“Jena auf Ziel” has demonstrated that stringent ESC/EAS LDL-C target attainment by early combination of a high-intensity statin with the cholesterol absorption inhibitor ezetimibe and escalation with bempedoic acid and PSCK9-I in patients with ST-elevation myocardial infarction (STEMI) is feasible, effective, and safe over a follow-up period of 12 months. The 2-year follow-up results presented in this analysis, however, are sobering as a substantial proportion of patients have failed to stay on ESC/EAS LDL-C targets 2 years after the index event. Patients managed in the outpatient lipid clinic of the University Hospital Jena had significantly better LDL-C goal attainment over time compared to patients treated by their local GPs. “Deprescribing” of previously implemented LLT was the main reason for LDL-C target failure after 24 months and was associated with higher LDL-C levels and major adverse cardiovascular events (MACEs).
The results of the current analysis highlight a significant structural gap in the treatment landscape of high-risk ASCVD patients in Germany.
Regarding the discrepancies in target achievement rates between the outpatient clinic of the University hospital in Jena and treatment by local GPs, it is essential to consider that disparate targets are applicable to these settings. While the ESC/EAS guidelines [5], which are relevant for cardiologist, recommend LDL-C reduction of ≥ 50% from baseline and a LDL-C target of < 55 mg/dL in very high-risk patients, the Nationale Versorgunsleitline (NVL) [13], which is followed by most GPs, recommends a “fire and forget” strategy and less aggressive lipid lowering with higher LDL-C targets (70 mg/dL).
In addition to discrepancies in guideline recommendations, current reimbursement restrictions for PCSK9 modifying therapies in Germany may contribute to these divergent results. The current findings indicate that bempedoic acid (BA) as well as PSCK9-I, which were initiated during the first 12 months of follow-up in the outpatient lipid clinic of the Jena University Hospital, were “deprescribed” in the GP setting during the second year of follow-up. In Germany, PCSK9-I must be initiated by specialists, including those in the fields of cardiology, nephrology, endocrinology, diabetology, and angiology, as well as by specialists in lipid outpatient clinics. Subsequently, a continuous prescription is also feasible in the GP setting, but, due to possible financial restrictions, is often not translated in daily clinical practice.
It is unfortunate that treatment options that are not generically available, such as BA and PCSK9-I, are not being utilized to their fullest potential, given the effectiveness of these options [8, 9]. Moreover, it is concerning that in high-risk patients after myocardial infarction, well-tolerated drugs are deprescribed without medical indications which leads to higher LDL-C levels and, most importantly, higher incidence of MACE.
The discrepancies observed earlier in LipidSnaphot and the current analysis of the “Jena auf Ziel” cohort between the OBC and the GP setting prompt the question of whether the NVL guidelines should be updated to meet best practice standards with more stringent LDL targets. This is all the more important since most patients with elevated levels of cholesterol are treated by GPs and not by cardiologists [15]. Therefore, enhanced cross-sectional networking could potentially improve patient care. Given the efficacy of available LLT, the rates of target achievement and adherence in clinical practice are concerning.

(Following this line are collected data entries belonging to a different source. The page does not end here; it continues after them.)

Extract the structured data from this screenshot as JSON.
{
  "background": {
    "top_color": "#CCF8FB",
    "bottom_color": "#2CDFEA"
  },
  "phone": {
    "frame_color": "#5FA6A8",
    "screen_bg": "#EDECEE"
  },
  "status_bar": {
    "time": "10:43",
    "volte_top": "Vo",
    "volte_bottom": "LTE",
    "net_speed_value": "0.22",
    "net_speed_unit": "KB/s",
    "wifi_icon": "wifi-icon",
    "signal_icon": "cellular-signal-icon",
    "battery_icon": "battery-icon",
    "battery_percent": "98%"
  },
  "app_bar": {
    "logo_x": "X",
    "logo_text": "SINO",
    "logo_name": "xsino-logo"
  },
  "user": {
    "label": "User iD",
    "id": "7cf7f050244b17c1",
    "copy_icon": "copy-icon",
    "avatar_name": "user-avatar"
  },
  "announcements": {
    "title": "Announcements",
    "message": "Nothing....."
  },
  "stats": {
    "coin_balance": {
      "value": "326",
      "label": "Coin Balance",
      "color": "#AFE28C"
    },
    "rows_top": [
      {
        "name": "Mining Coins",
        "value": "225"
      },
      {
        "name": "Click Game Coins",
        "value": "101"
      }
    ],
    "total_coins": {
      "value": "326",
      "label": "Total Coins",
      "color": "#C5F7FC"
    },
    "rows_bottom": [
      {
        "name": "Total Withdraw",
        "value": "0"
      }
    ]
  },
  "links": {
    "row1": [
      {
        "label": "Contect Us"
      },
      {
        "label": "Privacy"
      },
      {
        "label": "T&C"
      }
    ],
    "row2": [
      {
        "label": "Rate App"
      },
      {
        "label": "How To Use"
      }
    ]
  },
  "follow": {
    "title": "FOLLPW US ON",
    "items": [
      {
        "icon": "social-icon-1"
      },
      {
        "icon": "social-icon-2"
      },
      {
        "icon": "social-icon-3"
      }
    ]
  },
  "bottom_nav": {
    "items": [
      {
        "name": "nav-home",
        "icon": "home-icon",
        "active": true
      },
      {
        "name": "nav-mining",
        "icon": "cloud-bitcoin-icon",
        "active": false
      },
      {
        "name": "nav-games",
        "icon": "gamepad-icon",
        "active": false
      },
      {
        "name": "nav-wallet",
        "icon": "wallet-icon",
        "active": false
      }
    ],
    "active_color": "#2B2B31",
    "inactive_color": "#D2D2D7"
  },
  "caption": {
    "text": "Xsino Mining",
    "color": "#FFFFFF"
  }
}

Our results parallel findings from the multinational SANTORINI study, which reported that only 20.1% of high- and very high-risk patients achieved guideline-recommended LDL-C levels in Europe, largely due to underutilization of combination LLT and inconsistent adherence to guidelines [8]. Koenig and colleagues reported only recently a retrospective analysis from German claims data that there are high discontinuation rates of LLT, with statins having the lowest long-term persistence [16]. These findings underscore the challenges of long-term adherence to LLT and the need for improved strategies to optimize LDL-C control [17].
Our study identified a significant association between LDL-C levels and MACE incidence, with patients experiencing MACE having higher LDL-C levels and shorter durations at target LDL-C. This aligns with recent findings from SWEDEHEART, which demonstrated that patients with sustained reductions in non-HDL-C had the lowest risk of MACE [10, 12]. The importance of sustained LDL-C reduction is further supported by evidence indicating that higher LDL-C exposure over time contributes to atherosclerotic cardiovascular disease [18].
Our findings reinforce the necessity for systematic approaches to LDL-C management, including standardized treatment algorithms and improved adherence strategies. Given that “deprescribing” by GPs was a significant barrier to LDL-C goal attainment over time, targeted education and guideline reinforcement for primary care providers may be beneficial. Moreover, the result of the current analysis are a clear call to guideline harmonization in Germany. Differing treatment algorithms and LDL-C target recommendations by medical societies is a major driver for confusion. Furthermore, expanding access to lipid clinics and utilizing telemedicine-based interventions could improve long-term adherence to LLT. Future research should explore the implementation of structured LDL-C management programs and assess their impact on long-term cardiovascular outcomes.